Tim observou a perna de Flo. É uma das piores fraturas que já viu. Ainda as­sim, Flo não parecia estar em choque. Tim foi procurar um paramédico. A estrada passa num borrão e ele travou junto ao sítio onde Jenica Butts estava.

«Jenica, temos de ir!», gritou en­quanto batia à porta da frente.

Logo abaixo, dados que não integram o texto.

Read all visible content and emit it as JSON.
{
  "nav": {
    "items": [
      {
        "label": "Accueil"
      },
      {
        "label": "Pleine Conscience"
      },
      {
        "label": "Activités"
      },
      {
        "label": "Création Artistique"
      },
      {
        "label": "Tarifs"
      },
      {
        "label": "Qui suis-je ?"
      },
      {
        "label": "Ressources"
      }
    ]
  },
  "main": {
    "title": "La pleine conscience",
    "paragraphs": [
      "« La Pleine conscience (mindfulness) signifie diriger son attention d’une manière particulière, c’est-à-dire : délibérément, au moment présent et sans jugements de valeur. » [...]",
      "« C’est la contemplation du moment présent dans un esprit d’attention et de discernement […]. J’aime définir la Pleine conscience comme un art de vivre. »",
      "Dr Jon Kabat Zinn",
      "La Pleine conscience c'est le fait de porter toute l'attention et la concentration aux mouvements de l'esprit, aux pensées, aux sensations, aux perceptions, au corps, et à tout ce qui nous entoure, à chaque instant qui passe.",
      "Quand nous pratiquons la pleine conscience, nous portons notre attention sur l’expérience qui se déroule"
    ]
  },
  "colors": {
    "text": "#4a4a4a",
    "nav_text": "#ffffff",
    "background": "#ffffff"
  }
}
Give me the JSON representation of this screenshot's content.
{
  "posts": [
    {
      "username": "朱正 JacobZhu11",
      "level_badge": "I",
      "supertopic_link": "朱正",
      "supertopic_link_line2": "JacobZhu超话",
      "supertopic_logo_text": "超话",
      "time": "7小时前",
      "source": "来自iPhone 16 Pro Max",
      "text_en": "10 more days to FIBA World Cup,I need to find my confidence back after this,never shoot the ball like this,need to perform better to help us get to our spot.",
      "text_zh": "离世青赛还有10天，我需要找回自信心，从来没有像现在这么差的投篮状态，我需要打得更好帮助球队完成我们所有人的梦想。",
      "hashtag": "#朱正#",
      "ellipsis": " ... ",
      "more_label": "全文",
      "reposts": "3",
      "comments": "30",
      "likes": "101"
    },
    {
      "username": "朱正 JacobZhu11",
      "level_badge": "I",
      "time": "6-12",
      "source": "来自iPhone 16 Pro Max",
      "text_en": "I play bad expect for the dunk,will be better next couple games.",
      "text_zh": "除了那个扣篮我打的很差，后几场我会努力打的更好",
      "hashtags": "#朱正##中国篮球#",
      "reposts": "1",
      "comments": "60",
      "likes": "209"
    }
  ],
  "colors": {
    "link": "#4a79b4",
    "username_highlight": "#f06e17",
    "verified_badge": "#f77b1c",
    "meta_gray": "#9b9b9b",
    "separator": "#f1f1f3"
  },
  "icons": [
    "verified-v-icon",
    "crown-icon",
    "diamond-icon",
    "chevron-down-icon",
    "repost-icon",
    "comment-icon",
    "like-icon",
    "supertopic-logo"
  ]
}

Tim regressou à pickup momentos depois, com Jenica atrás no seu carro. Quando chegaram, Jenica estabilizou a perna de Flo. Tim pediu por rádio uma evacuação médica. Há Black Hawks da Guarda Nacional disponíveis, mas Tim não tinha a certeza de onde estabele­cer uma zona de aterragem. Um vizi­nho, Chris Turner, sugeriu a estrada. Chris passou cinco anos no exército e ajudou a aterrar Black Hawks. Tim pediu emprestada alguma tinta rosa da garagem de Jay e depois correram para a estrada. Chris fez um retângulo na estrada e escreveu «LZ» nos dois extremos.

 

QUASE CINCO HORAS depois de ele chegar, o UH-60 Black Hawk desceu sobre a estrada. Tim, Jenica e mais dois meteram Flo no helicóptero. O Black Hawk ergueu-se acima das paredes do vale e desapareceu. Nessa noite, a chuva diminuiu consideravelmente. Joyce, apanhada junto de um rail acima da casa de Evelyn, foi levada num veículo todo-o-terreno no dia seguinte. A avó de Wesley foi pouco depois. Três dias depois de o rio obliterar a sua comuni­dade, Tim e Pam são retirados. Voltarão a casa dois meses e meio depois.

 

O MUNICÍPIO DE LARIMER sofreu a destruição ou dano de 417 estrutu­ras e duas mortes. Evelyn Starner e Patty Goodwine. O corpo de Evelyn foi descoberto numa margem oito dias depois de desaparecer. O corpo de Patty foi encontrado num campo de detritos da cheia a 8 de outubro. O Departamento de Bombeiros Volun­tários de Big Thompson Canyon deu a Tim a sua Medalha de Valor – a mais elevada honra do departamento – por salvar 125 residentes, quer por evacu­ações, quer por levá-los para terreno mais elevado.

 

HÁ UMA FITA VERDE e amarela atada ao ulmeiro onde Wesley tirou Flo das águas. É uma das poucas coisas que as pessoas em torno de Cedar Cove não querem esquecer daquela terrível se­mana. Wesley está no relvado. «Não pensei que tivesse aquilo em mim», diz. «Nunca me vi dessa maneira.»

 

NUMA NOITE na primavera passada, Joyce Kilmer acordou com o som de árvores a cair. Saltou para fora da cama na sua casa arrendada à saída de Loveland, mas está demasiado es­curo para ver o que está a acontecer. De manhã acordou e caminhou pela madrugada, ao longo do caminho que leva à casa. As árvores ainda estão de pé.

Tem a certeza de que não sonhou. Era demasiado real. O som de ramos partidos, o medo. Depois de uns mo­mentos, voltou para dentro.